Osmanlı’da bir aydınlanma deneyi

Lisedeki tek kalıptan çıkma tarih dersleri, ÖSYM sosuna batırılmış, formüllere indirgenmiş ıslahatlar ya da televizyon dizilerinde entrikalara boğulmuş onca kıymetli bilgi... Osmanlı tarihi maalesef, uzunca bir süredir, uzmanları dışındaki birçok sıradan okur için sıkıcı ya da pek ilgi çekmeyen konulardan biriydi. Aslında biraz da Türk televizyon sektörünün Osmanlı tarihinden iyi malzemeler çıkartabileceğini fark etmesiyle beraber işin uzmanlarının sesi daha çok çıkmaya, meraklıları da çoğalmaya başladı. Hal böyle olunca tarih romanları da biraz altın çağını yaşamaya başladı. Nihayetinde Türk okuru, eskisi kadar çok çaba sarf etmesine gerek kalmadan pek çok sağlıklı tarihi kaynağa erişebilecek duruma geldi. Bu akımın son örneklerinden biri de Halil Bezmen’in Müptela Yayınları’ndan çıkan kitabı “Lale, Kan ve Şehvet”. “Lale, Kan ve Şehvet”te Bezmen merceğini, dünya tarihinde cihad kültürüyle tanınan Osmanlı Devleti’nin nasıl Lale Devri gibi bir durulma dönemine girebildiğine yakınlaştırıyor.

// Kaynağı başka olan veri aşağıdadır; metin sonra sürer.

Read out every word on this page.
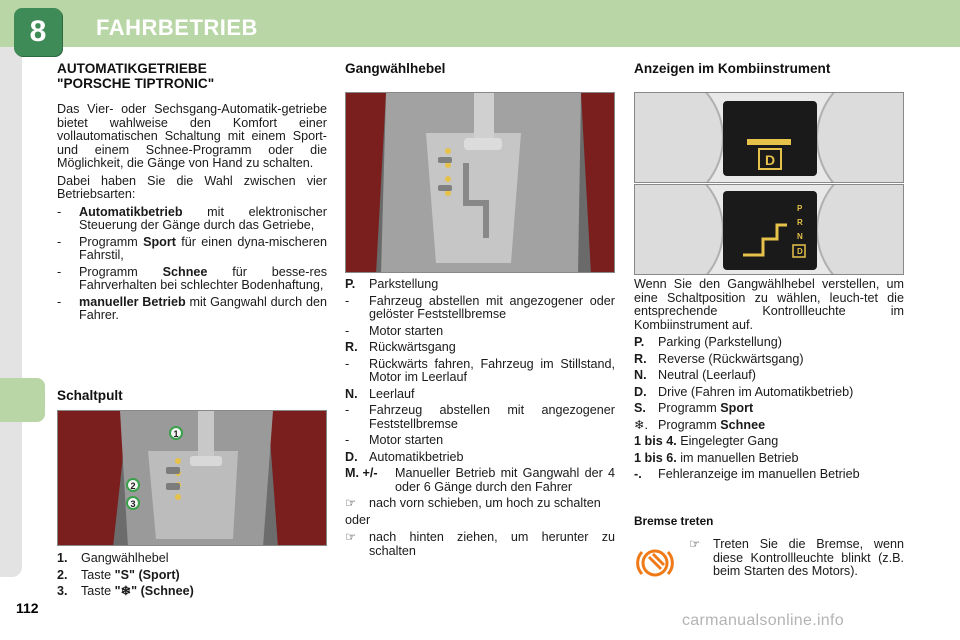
8	FAHRBETRIEB
112
carmanualsonline.info
AUTOMATIKGETRIEBE
"PORSCHE TIPTRONIC"

Das Vier- oder Sechsgang-Automatik-getriebe bietet wahlweise den Komfort einer vollautomatischen Schaltung mit einem Sport- und einem Schnee-Programm oder die Möglichkeit, die Gänge von Hand zu schalten.

Dabei haben Sie die Wahl zwischen vier Betriebsarten:

-	Automatikbetrieb mit elektronischer Steuerung der Gänge durch das Getriebe,
-	Programm Sport für einen dyna-mischeren Fahrstil,
-	Programm Schnee für besse-res Fahrverhalten bei schlechter Bodenhaftung,
-	manueller Betrieb mit Gangwahl durch den Fahrer.
Schaltpult
2
3
1
1.	Gangwählhebel
2.	Taste "S" (Sport)
3.	Taste "❄" (Schnee)
Gangwählhebel
P.	Parkstellung
-	Fahrzeug abstellen mit angezogener oder gelöster Feststellbremse
-	Motor starten
R. Rückwärtsgang
-	Rückwärts fahren, Fahrzeug im Stillstand, Motor im Leerlauf
N. Leerlauf
-	Fahrzeug abstellen mit angezogener Feststellbremse
-	Motor starten
D. Automatikbetrieb
M. +/-	Manueller Betrieb mit Gangwahl der 4 oder 6 Gänge durch den Fahrer
☞	nach vorn schieben, um hoch zu schalten

oder

☞	nach hinten ziehen, um herunter zu schalten
Anzeigen im Kombiinstrument
D
P
R
N
D

Wenn Sie den Gangwählhebel verstellen, um eine Schaltposition zu wählen, leuch-tet die entsprechende Kontrollleuchte im Kombiinstrument auf.

P.	Parking (Parkstellung)
R. Reverse (Rückwärtsgang)
N. Neutral (Leerlauf)
D. Drive (Fahren im Automatikbetrieb)
S. Programm Sport
❄. Programm Schnee
1 bis 4. Eingelegter Gang
1 bis 6. im manuellen Betrieb
-.	Fehleranzeige im manuellen Betrieb
Bremse treten
☞	Treten Sie die Bremse, wenn diese Kontrollleuchte blinkt (z.B. beim Starten des Motors).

Locke Topkapı Sarayı’na nasıl girdi?

Dönemin padişahı III. Ahmed, avcılığının yanı sıra safiyane tavırlarıyla akıl karıştırsa da saltanatını, annesi Gülnûş Sultan’ın önerileri, Nedim’in bilge dizeleri ve bir padişahın dostu olamayacağını bilmesine rağmen “dostum” demekten çekinmediği damadı ve sadrazamı İbrahim Paşa’nın siyasi tutkusuyla yönetiyor. III. Ahmed, kimi kaynaklarca başarısızlıkla anılsa da Osmanlı tarihinde tabuları yıkan, aydınlanmaya oldukça yaklaşan bir padişah. Zira Pasarofça Antlaşması’nın ardından savaşacak maddi gücü kalmayan Osmanlı’yı hem Avrupa’da hem de Rusya’da yükselen ‘aydınlanma’ trendine yakınlaştırmaya kalkışması bilginin çekici cesaretiyle ilintili. Tabi bu çekicilikte kadınların payı da yok değil. Çapkınlığı ve zekasıyla erkekleri hayrete uğrattığı bilinen İngiltere’nin Osmanlı Büyükelçisi’nin eşi olan Lady Montagu, Bezmen’in romanında da Osmanlı’nın Lale Devri’ne girişindeki en önemli karakterlerden biri olarak görülüyor. Bu detay,  Lale Devri’nde etkisi hissedilen Locke, Voltaire, Defoe gibi isimlere ait fikirlerin henüz matbaası dahi bulunmayan Topkapı Sarayı’ndan içeri nasıl sızabildiğini de açıklıyor. Montagu’nun etkisi bir yana, kitabın omurgası zaten dört kadın karakter üzerinde yükseliyor: Lady Montagu, Gülnuş Sultan ve sadrazam İbrahim Paşa’nın eşleri Rabia ile Fatima Sultan. Gerçi III. Ahmed’in Kösem Sultan’ın torunu olduğunu hatırladığımızda, Osmanlı’da kadının etkisini konuşabilmek için başka bir kanıt aramaya gerek kalmıyor.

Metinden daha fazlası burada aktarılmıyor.